[The following essay contains MAJOR SPOILERS for Sam Mendes’ 1917; YOU HAVE BEEN WARNED!]
While Sam Mendes’ 1917 has earned near-universal critical acclaim, its minimalistic narrative structure has attracted its fair share of detractors (especially in response to its numerous Oscar nominations). Even a few of the film’s supporters agree that it represents a classic example of style-over-substance—the ambitious visual presentation is the main event, they argue; the story is of secondary concern. But in my opinion, such a narrow assessment vastly underestimates the elegance of simplicity. Indeed, the straightforwardness of the plot actually becomes its greatest asset, drawing the viewer’s attention to those rare occasions when it does depart from the conventional formula (often in surprisingly significant ways).

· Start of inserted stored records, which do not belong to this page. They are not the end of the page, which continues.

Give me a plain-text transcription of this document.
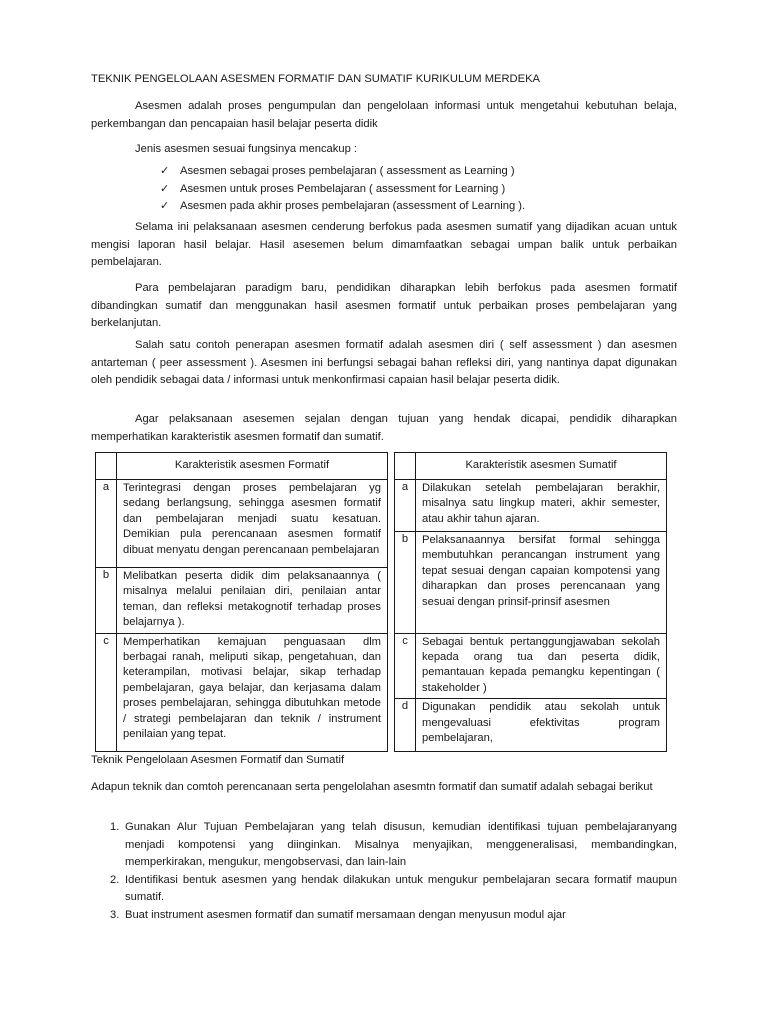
TEKNIK PENGELOLAAN ASESMEN FORMATIF DAN SUMATIF KURIKULUM MERDEKA
Asesmen adalah proses pengumpulan dan pengelolaan informasi untuk mengetahui kebutuhan belaja, perkembangan dan pencapaian hasil belajar peserta didik
Jenis asesmen sesuai fungsinya mencakup :
✓ Asesmen sebagai proses pembelajaran ( assessment as Learning )
✓ Asesmen untuk proses Pembelajaran ( assessment for Learning )
✓ Asesmen pada akhir proses pembelajaran (assessment of Learning ).
Selama ini pelaksanaan asesmen cenderung berfokus pada asesmen sumatif yang dijadikan acuan untuk mengisi laporan hasil belajar. Hasil asesemen belum dimamfaatkan sebagai umpan balik untuk perbaikan pembelajaran.
Para pembelajaran paradigm baru, pendidikan diharapkan lebih berfokus pada asesmen formatif dibandingkan sumatif dan menggunakan hasil asesmen formatif untuk perbaikan proses pembelajaran yang berkelanjutan.
Salah satu contoh penerapan asesmen formatif adalah asesmen diri ( self assessment ) dan asesmen antarteman ( peer assessment ). Asesmen ini berfungsi sebagai bahan refleksi diri, yang nantinya dapat digunakan oleh pendidik sebagai data / informasi untuk menkonfirmasi capaian hasil belajar peserta didik.
Agar pelaksanaan asesemen sejalan dengan tujuan yang hendak dicapai, pendidik diharapkan memperhatikan karakteristik asesmen formatif dan sumatif.
	Karakteristik asesmen Formatif			Karakteristik asesmen Sumatif
a	Terintegrasi dengan proses pembelajaran yg sedang berlangsung, sehingga asesmen formatif dan pembelajaran menjadi suatu kesatuan. Demikian pula perencanaan asesmen formatif dibuat menyatu dengan perencanaan pembelajaran		a	Dilakukan setelah pembelajaran berakhir, misalnya satu lingkup materi, akhir semester, atau akhir tahun ajaran.
			b	Pelaksanaannya bersifat formal sehingga membutuhkan perancangan instrument yang tepat sesuai dengan capaian kompotensi yang diharapkan dan proses perencanaan yang sesuai dengan prinsif-prinsif asesmen
b	Melibatkan peserta didik dim pelaksanaannya ( misalnya melalui penilaian diri, penilaian antar teman, dan refleksi metakognotif terhadap proses belajarnya ).			
c	Memperhatikan kemajuan penguasaan dlm berbagai ranah, meliputi sikap, pengetahuan, dan keterampilan, motivasi belajar, sikap terhadap pembelajaran, gaya belajar, dan kerjasama dalam proses pembelajaran, sehingga dibutuhkan metode / strategi pembelajaran dan teknik / instrument penilaian yang tepat.		c	Sebagai bentuk pertanggungjawaban sekolah kepada orang tua dan peserta didik, pemantauan kepada pemangku kepentingan ( stakeholder )
			d	Digunakan pendidik atau sekolah untuk mengevaluasi efektivitas program pembelajaran,
Teknik Pengelolaan Asesmen Formatif dan Sumatif
Adapun teknik dan comtoh perencanaan serta pengelolahan asesmtn formatif dan sumatif adalah sebagai berikut
1. Gunakan Alur Tujuan Pembelajaran yang telah disusun, kemudian identifikasi tujuan pembelajaranyang menjadi kompotensi yang diinginkan. Misalnya menyajikan, menggeneralisasi, membandingkan, memperkirakan, mengukur, mengobservasi, dan lain-lain
2. Identifikasi bentuk asesmen yang hendak dilakukan untuk mengukur pembelajaran secara formatif maupun sumatif.
3. Buat instrument asesmen formatif dan sumatif mersamaan dengan menyusun modul ajar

In a traditional war movie, for example, Dean-Charles Chapman’s Tom Blake would undoubtedly be the protagonist. His introductory scenes establish him as charismatic, jovial, and noble—qualities that define both a strong leader and a strong lead character. His flaws, too, quickly become apparent: his swagger and sarcasm betray an overconfidence and naiveté that make him ill-suited to the horrors of trench warfare; at this point, the audience might begin to suspect that his experiences will gradually smooth out these relatively minor blemishes, sculpting him into a more seasoned warrior. Most importantly, he is personally invested in the mission that drives the action forward: his older brother is among the 1,600 soldiers marching straight into a German ambush, and will surely perish should he fail to deliver the message ordering the company’s retreat.
George MacKay’s William Schofield, on the other hand, would normally be relegated to the role of the contrarian sidekick. He is volunteered to accompany Blake on the borderline suicidal assignment against his will, and seemingly exists for the sole purpose of creating conflict: though he seldom complains outright, he frequently objects to Blake’s rash and hasty decisions. This cautious attitude is motivated not by cowardice, however, but rather by pure pragmatism—he’s been on the battlefield long enough to discover how little accolades and medals truly mean when you’re wading waist-deep through mud, filth, and corpses. His world-weariness and cynicism beautifully counterbalance Blake’s youthful optimism; it’s easy to imagine a scenario in which his comrade’s dogged determination ultimately inspires Schofield to sacrifice his own life for the greater good. Blake, for his part, would subsequently be forced to carry the guilt of having directly caused his friend’s untimely demise—a difficult but vital moral lesson along his path to maturity.
And yet, less than an hour into the pair’s perilous trek across No Man’s Land, Blake is the one lying sprawled out in the dirt, slowly bleeding out from a fatal stab wound. His death isn’t even particularly glamorous: the injury renders him so insensible that he initially curses Schofield for attempting to drag him to safety, unable to focus on anything other than his immediate pain.
Once Blake breathed his last, Schofield is left completely alone, lost in enemy-occupied territory with only an illegible map to guide him. Nobody would blame him for following his own earlier advice and prioritizing survival and self-preservation over the success of a fool’s errand that, in all likelihood, was always expected to fail. Instead, after a brief period of mourning, the previously hardened pessimist redoubles his efforts, all the more intent on preventing further suffering. He becomes our hero throughout the rest of the journey—and his heroism feels more genuine, more substantial, and more meaningful than Blake’s because of his lack of personal stakes in the story. He doesn’t require familial connection as an incentive to rescue the doomed regiment; he chooses (and it is a conscious, utterly selfless choice) to race against time to save hundreds of perfect strangers… simply because it is the right thing to do.